Dark data is a type of unstructured, un-tagged and untapped data that is found in data repositories and has not been analyzed or processed. It is similar to big data which is large and complex unstructured data (images posted on Facebook, email, text messages, GPS signals from mobile phones, tweets, Tick Tok videos, Snaps, Instagram pictures, and other social media updates, etc.) that cannot be processed by traditional database tools, but dark data differs in how it is mostly neglected by business and IT administrators in terms of its value.

Dark data is also known as dusty data.

Dark data is data that is found in log files and data archives stored within large enterprise class data storage locations. It includes all data objects and types that have yet to be analyzed for any business or competitive intelligence or aid in business decision making. Typically, dark data is complex to analyze and stored in locations where analysis is difficult. The overall process can be costly. It also can include data objects that have not been seized by the enterprise or data that are external to the organization, such as data stored by partners or customers.

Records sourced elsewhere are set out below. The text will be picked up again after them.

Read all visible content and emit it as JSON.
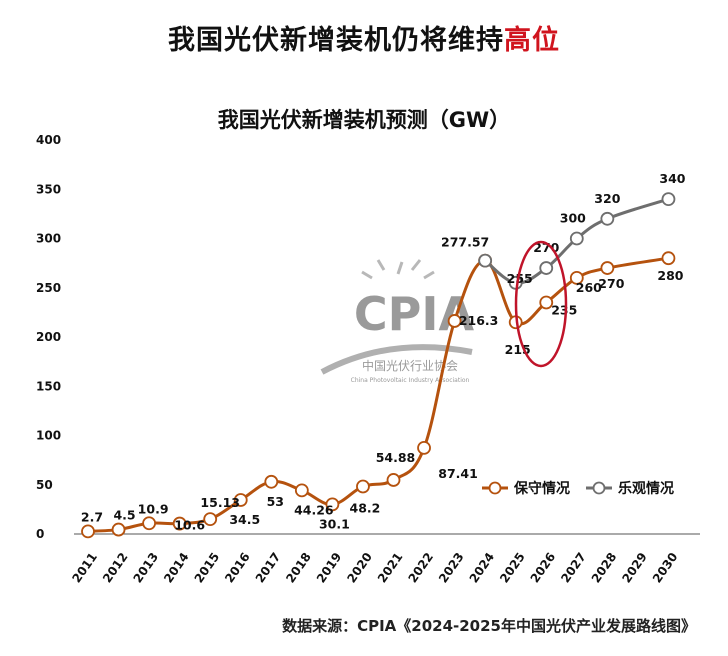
{
  "header": {
    "title_main": "我国光伏新增装机仍将维持",
    "title_highlight": "高位"
  },
  "footer": {
    "source": "数据来源：CPIA《2024-2025年中国光伏产业发展路线图》"
  },
  "watermark": {
    "logo": "CPIA",
    "name_cn": "中国光伏行业协会",
    "name_en": "China Photovoltaic Industry Association"
  },
  "colors": {
    "conservative": "#b5520e",
    "optimistic": "#6e6e6e",
    "highlight": "#d0141e",
    "circle": "#c0142a"
  },
  "chart_data": {
    "type": "line",
    "title": "我国光伏新增装机预测（GW）",
    "xlabel": "",
    "ylabel": "",
    "ylim": [
      0,
      400
    ],
    "yticks": [
      0,
      50,
      100,
      150,
      200,
      250,
      300,
      350,
      400
    ],
    "x": [
      "2011",
      "2012",
      "2013",
      "2014",
      "2015",
      "2016",
      "2017",
      "2018",
      "2019",
      "2020",
      "2021",
      "2022",
      "2023",
      "2024",
      "2025",
      "2026",
      "2027",
      "2028",
      "2029",
      "2030"
    ],
    "series": [
      {
        "name": "保守情况",
        "values": [
          2.7,
          4.5,
          10.9,
          10.6,
          15.13,
          34.5,
          53,
          44.26,
          30.1,
          48.2,
          54.88,
          87.41,
          216.3,
          277.57,
          215,
          235,
          260,
          270,
          null,
          280
        ],
        "labels": [
          "2.7",
          "4.5",
          "10.9",
          "10.6",
          "15.13",
          "34.5",
          "53",
          "44.26",
          "30.1",
          "48.2",
          "54.88",
          "87.41",
          "216.3",
          "277.57",
          "215",
          "235",
          "260",
          "270",
          "",
          "280"
        ]
      },
      {
        "name": "乐观情况",
        "values": [
          null,
          null,
          null,
          null,
          null,
          null,
          null,
          null,
          null,
          null,
          null,
          null,
          null,
          277.57,
          255,
          270,
          300,
          320,
          null,
          340
        ],
        "labels": [
          "",
          "",
          "",
          "",
          "",
          "",
          "",
          "",
          "",
          "",
          "",
          "",
          "",
          "",
          "255",
          "270",
          "300",
          "320",
          "",
          "340"
        ]
      }
    ],
    "grid": false,
    "legend": "bottom-right",
    "annotation": "2025年数值红色椭圆圈出"
  }
}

Up to 90 percent of big data is dark data.

With the growing accumulation of structured, unstructured and semi-structured data in organizations -- increasingly through the adoption of big data applications -- dark data has come specially to denote operational data that is left un-analyzed. Such data is seen as an economic opportunity for companies if they can take advantage of it to drive new revenues or reduce internal costs. Some examples of data that is often left dark include server log files that can give clues to website visitor behavior, customer call detail records that can indicate consumer sentiment and mobile Geo-location data that can reveal traffic patterns to aid in business planning.

Dark data may also be used to describe data that can no longer be accessed because it has been stored on devices that have become obsolete.

Types of Dark Data

1) Data that is not currently being collected.

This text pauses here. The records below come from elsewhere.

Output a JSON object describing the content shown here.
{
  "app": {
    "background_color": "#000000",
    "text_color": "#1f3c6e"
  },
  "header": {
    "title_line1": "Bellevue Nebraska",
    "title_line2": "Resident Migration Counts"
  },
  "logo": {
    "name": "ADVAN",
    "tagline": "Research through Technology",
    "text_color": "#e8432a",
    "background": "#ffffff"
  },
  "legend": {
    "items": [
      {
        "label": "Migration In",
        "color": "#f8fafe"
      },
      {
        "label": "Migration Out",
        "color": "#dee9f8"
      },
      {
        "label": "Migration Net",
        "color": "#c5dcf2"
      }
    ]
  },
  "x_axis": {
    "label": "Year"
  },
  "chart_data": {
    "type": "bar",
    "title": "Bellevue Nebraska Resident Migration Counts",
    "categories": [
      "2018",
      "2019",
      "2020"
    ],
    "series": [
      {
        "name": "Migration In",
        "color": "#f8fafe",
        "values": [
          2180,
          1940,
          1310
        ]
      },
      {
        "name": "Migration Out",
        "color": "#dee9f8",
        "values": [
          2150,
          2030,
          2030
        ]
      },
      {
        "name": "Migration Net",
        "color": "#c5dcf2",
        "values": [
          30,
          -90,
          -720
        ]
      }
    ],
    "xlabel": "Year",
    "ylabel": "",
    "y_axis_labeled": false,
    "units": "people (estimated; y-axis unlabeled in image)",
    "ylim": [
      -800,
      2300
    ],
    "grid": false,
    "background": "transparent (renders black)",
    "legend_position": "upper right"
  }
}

2) Data that is being collected, but that is difficult to access at the right time and place.

3) Data that is collected and available, but that has not yet been productized, or fully applied.

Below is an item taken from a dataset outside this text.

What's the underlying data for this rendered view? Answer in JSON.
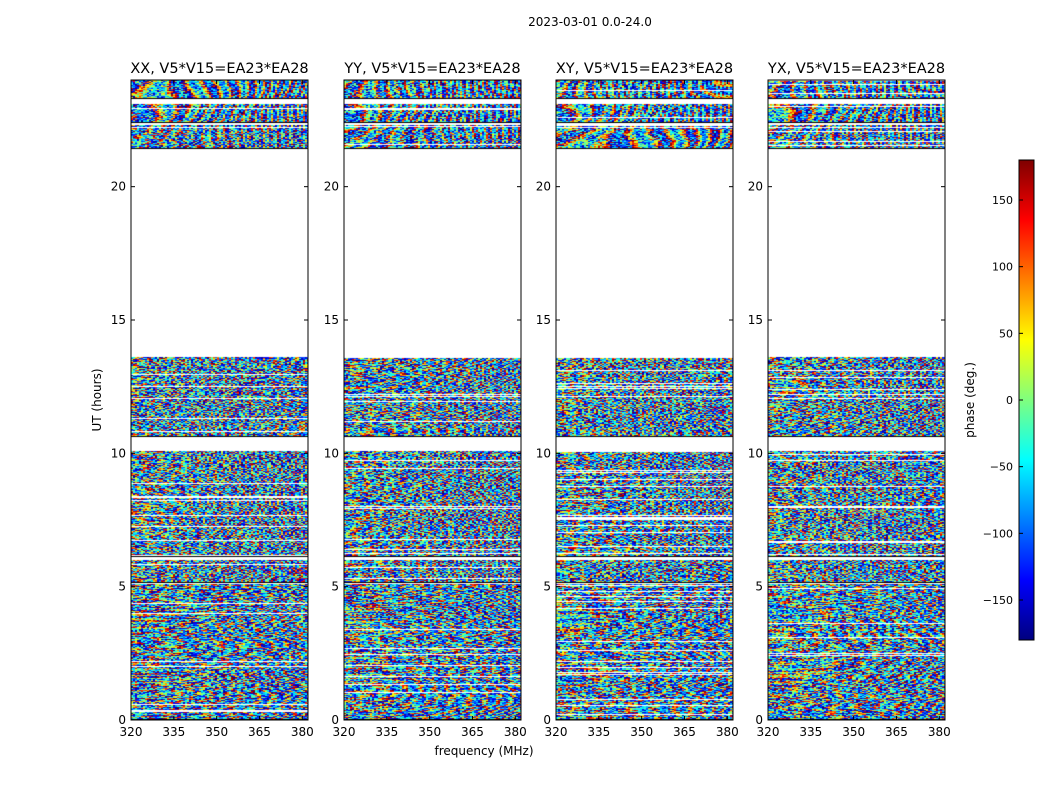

Dark data, unlike dark matter which is a form of matter thought to account for approximately 85% of the matter and composed of particles that do not absorb, reflect, or emit light, so they cannot be detected by observing electromagnetic radiation, dark data can be brought to light and so can its potential ROI. And what’s more, a simple way of thinking about what to do with the data –- through a cost-benefit analysis –- can remove the complexity surrounding the previously mysterious dark data.

Value of Dark Data

The primary challenge presented by dark data is not just storing it, but determining its real value, if any at all. In fact, much dark data remains un-illuminated because organizations simply don’t know what it contains. Destroying it might be too risky, but analyzing it can be costly. And it’s hard to justify that expense if the potential value of the data is unknown. To determine if their dark data is even worth further analysis, organizations need a means of quickly and cost effectively sorting, structuring, and visualizing it. Important fact in getting a handle on dark data is to understand that it isn’t a one-time event.

The first step to understand the value of dark data is identifying what information is included in your dark data, where it resides, and its current status in terms of accuracy, age, and so on. Getting to this state will require you to:

Analyze the data to understand the basics, such as how much you have, where it resides, and how many types (structured, unstructured, semi-structured) are present.
Categorize the data to begin understanding how much of what types you have, and the general nature of information included in those types, such as format, age, etc.
Classify your information according to what will happen to it next. Will it be archived? Destroyed? Studied further? Once those decisions have been made, you can send your data groups to their various homes to isolate the information that you want to explore further.

Once you’ve identified the relative context for your data groups, now you can focus on the data you think might provide insights. You’ll also have a clearer picture of the full data landscape relative to your organization so that you can set information governance policies that will alleviate the burden of dark data, while also putting it to work.

Future of Dark Data

Startups going after dark data problems are usually not playing in existing markets with customers self-aware of their problems. They are creating new markets by surfacing new kinds of data and creating un-imagined applications with that data. But when they succeed, they become big companies, ironically, with big data problems.

The question many people are asking is: What should be done with dark data? Some say data should never be thrown away, as storage is so cheap, and that data may have a purpose in the future.